I cry a lot. Not because I’m depressed, but because I’m overwhelmed. I selfishly want everyone around me to never show an ounce of dissatisfaction with me, but I constantly fall short of their expectations. I can’t handle the emotions of others if it’s directed at me. It sends me into a spiral. I hate the spiral. It’s too mentally exhausting.
You know, there’s a difference between love and emotional hunger. Now that I’m an adult, I realize that I was a victim of this growing up and it’s played a role in molding me into who I am today. Maybe I struggle with actually loving anyone. Maybe people are just props for me. Maybe this is my own fault and maybe it’s not. On the contrary, maybe I am the one who knows how to love. Maybe I attract emotionally hungry people because I’m so good at giving them what they need. Mentally, it’s difficult living in a healthy way when it feels unnatural. It takes a lot of time and energy to change what comes naturally to someone. Is there anyone in this world who’s actually “mentally healthy” though? I think everyone is a little weird in their own way.
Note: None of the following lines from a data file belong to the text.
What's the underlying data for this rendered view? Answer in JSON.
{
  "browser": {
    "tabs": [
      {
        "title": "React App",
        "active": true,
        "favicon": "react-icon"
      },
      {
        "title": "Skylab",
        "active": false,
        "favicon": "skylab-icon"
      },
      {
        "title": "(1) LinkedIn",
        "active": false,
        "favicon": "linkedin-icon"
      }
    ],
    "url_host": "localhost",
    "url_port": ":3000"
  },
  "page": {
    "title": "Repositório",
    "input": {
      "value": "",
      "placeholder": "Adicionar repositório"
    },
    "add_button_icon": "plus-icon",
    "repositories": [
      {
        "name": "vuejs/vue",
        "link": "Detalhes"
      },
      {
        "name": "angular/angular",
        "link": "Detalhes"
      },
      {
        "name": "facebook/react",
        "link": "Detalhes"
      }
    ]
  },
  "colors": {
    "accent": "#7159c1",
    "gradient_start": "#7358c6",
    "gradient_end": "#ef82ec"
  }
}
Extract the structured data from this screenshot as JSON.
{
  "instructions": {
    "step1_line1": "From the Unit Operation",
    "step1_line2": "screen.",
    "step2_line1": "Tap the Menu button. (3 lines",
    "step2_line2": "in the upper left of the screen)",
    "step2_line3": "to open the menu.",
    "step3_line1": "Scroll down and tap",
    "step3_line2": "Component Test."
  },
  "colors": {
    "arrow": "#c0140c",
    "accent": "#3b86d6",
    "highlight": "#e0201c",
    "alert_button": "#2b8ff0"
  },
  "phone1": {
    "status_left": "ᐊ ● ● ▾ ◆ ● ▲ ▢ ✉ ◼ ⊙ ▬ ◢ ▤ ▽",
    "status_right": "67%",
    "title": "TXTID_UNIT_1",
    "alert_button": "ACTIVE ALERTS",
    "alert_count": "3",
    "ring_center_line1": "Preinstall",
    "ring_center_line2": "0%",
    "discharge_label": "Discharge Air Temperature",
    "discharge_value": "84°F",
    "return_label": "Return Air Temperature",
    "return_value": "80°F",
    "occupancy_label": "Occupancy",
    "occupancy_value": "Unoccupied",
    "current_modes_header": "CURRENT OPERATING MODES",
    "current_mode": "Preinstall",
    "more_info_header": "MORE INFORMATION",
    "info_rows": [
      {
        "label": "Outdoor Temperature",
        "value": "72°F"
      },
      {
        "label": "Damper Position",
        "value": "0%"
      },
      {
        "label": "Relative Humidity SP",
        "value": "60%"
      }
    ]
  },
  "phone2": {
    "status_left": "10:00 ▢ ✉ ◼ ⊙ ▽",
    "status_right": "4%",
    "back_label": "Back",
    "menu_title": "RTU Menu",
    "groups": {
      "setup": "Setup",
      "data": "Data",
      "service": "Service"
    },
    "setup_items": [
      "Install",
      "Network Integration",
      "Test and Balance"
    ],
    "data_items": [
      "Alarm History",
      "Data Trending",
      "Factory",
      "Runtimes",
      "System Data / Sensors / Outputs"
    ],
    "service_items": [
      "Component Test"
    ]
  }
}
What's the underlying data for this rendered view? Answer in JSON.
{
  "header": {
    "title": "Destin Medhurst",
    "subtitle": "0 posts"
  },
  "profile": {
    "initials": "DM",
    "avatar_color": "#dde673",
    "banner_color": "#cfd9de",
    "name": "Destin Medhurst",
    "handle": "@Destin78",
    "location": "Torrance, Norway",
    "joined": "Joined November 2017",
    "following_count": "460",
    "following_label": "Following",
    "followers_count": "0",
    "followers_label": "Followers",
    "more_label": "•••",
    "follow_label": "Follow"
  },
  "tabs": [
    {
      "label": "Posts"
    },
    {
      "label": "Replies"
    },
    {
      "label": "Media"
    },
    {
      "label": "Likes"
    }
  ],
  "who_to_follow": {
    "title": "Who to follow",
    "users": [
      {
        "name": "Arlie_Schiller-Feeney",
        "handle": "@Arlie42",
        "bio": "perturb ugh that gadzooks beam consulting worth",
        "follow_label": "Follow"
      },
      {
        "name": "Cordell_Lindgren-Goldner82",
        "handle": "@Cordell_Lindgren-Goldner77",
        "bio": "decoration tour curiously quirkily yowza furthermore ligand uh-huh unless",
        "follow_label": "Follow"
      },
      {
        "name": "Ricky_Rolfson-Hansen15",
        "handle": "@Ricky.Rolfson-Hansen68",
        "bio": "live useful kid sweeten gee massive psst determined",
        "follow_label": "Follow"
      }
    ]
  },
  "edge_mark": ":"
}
Love is when you accept absolutely everything about someone and don’t set expectations on the relationship. People stay in relationships because they either love a person or love the idea of the role they fill. If someone is right for you will everything you want and need develop naturally or no? What does love mean to you?
I think most people just love the idea of me, but I’m like the pitbull from the pound that you adopted. Everything was going great. It was like I was the perfect dog, but then one day on a walk at the park this innocent man was wearing the color blue and I just snapped and attacked him with no prior warning. Then you had to put me down. A tragic love story, isn’t it? It wasn’t anyone’s fault in that situation. It was blue’s fault.